Oturum yöneticiliğini Trakya Üniversitesi öğretim üyesi Doç. Dr. Mustafa Şentürk’ün yaptığı konferansta İlahiyat Fakültesi Dekanı Prof. Dr. Ali Öztürk “Hacı Bektâş-ı Velî ve Makâlât’ı” konusunda katılımcılara bilgiler verildi. Hacı Bektâş-ı Velî’nin hayatı hakkında bilgilerin kısıtlı olduğunu ve bu bilgilerin nesilden nesile aktarılırken değişmelerin olduğunu belirten Prof. Dr. Ali Öztürk, 15. yüzyıldan sonra yazıldığı bilinen Velâyetnâme-i Hacı Bektâş-ı Velî adlı eserin Hacı Bektâş-ı Velî ile ilgili bilgiler içerdiğini ifade etti. Prof. Dr. Ali Öztürk, “Hacı Bektâş-ı Velî ile ilgili kaynaklarımız son derece yetersiz. Bilgiler kuytu köşelerden derlenerek bir araya getirilebiliyor. Bu bilgilerden onun hayatı, karşılaştığı insanlar, eserleri ile ilgili görüşlere ulaşabiliyoruz. O dönemde yaşamış olan mutasavvıflarla ilgili bilgileri edinmemiz biraz zor olabiliyor. Mesela Mevlana, Selçuklu’nun başkentinde yaşamış olması sebebiyle tarihi olarak önem bir İslam alimi. Önemli bir aileden gelme ve devletin merkezinde olması sebebiyle hayatının yazılması bu noktada ayrı bir yere sahip. Birçoğu önemli ailelerden gelmedikleri için veya yaşadıkları yerlerde hayatın ilk safhalarında gizli kaldıklarından dolayı sonradan şöhreti yakalamış olabiliyorlar. Hacı Bektâş-ı Velî’de olduğu gibi vefatından çok sonra hayatı ile ilgili bilgiler ortaya konabiliyor” dedi.
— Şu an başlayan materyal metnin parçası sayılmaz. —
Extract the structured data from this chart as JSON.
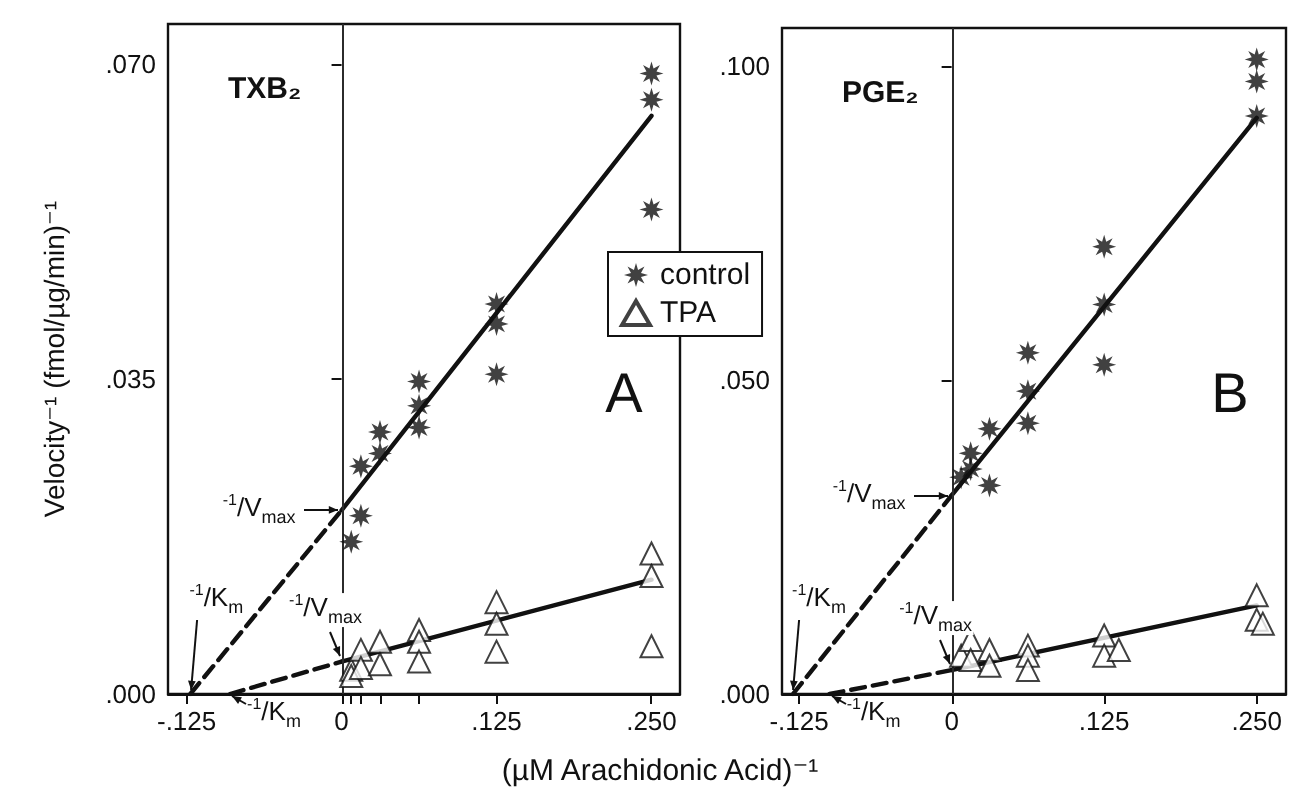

Makalat’ın aslının Arapça bir eser olduğunu, Türkçe tercümesinin daha sonradan yapıldığını belirten Prof. Dr. Ali Öztürk, Hacı Bektâş-ı Velî’nin eserlerinin Türkçe ve Arapça olduğunu, o dönemde ilmî eserlerin Arapça, edebî eserlerin ise Farsça yazıldığını ifade etti. Dönemin şartlarının gerektirdiği şekilde farklı dillerin kullanıldığını vurgulayan Prof. Dr. Ali Öztürk, “Hacı Bektaş-ı Veli niye Arapça yazmış, Mevlana niye Farsça yazmıştır diye tartışmanın gereği yoktur. Dönemleri onu gerektirdiği için öyle yazmışlardır. Daha sonraki dönemlerde Türkçe’nin geliştiğini görüyoruz. 15. ve 16. yüzyılda Arapçadan ve Farsçadan pek çok geçiş olmuştur. Makalat Türkçe tercümedir. Ama ne zaman çevrildiği bilinmiyor. Fakat hangi tarihten önce çevrildiğini biliyoruz. Makalat’ın mensur ve çok bilinmeyen manzum çevirileri var. Manzum çevirinin kimin ve hangi tarihte yaptığı bellidir. Hatiboğlu Muhammet 1300’lerin sonunda 1400’lerin ilk çeyreğinde yaşamış olan önemli bir zat. Önemli olmasının sebebi birçok eseri olmasından kaynaklanmaktadır. Türkçe eserler bırakmıştır. Hacı Bektaş-ı Veli’nin Makalat’ını, Arapça aslından nazıma çevirmiştir. Kendisinin söylemine göre bunun bir de nesir tercümesi vardır. Hicri 812 / Miladi 1419 tarihinde Hacı Bektaş-ı Veli’nin Makalat’ının mensur tercümesinin olduğu anlaşılmaktadır. Vefatının ardından 140 yıl geçmiş ve bu süre içerisinde kitap Türkçe’ye çevrilmiştir. Ancak kesin çeviri tarihi bilenmemektedir” şeklinde konuştu.
Konferansa Trakya Üniversitesi Rektörü Prof. Dr. Erhan Tabakoğlu, akademisyenler ve konunun ilgilileri katıldı. Konferans, soru cevap bölümünün ardından sona erdi.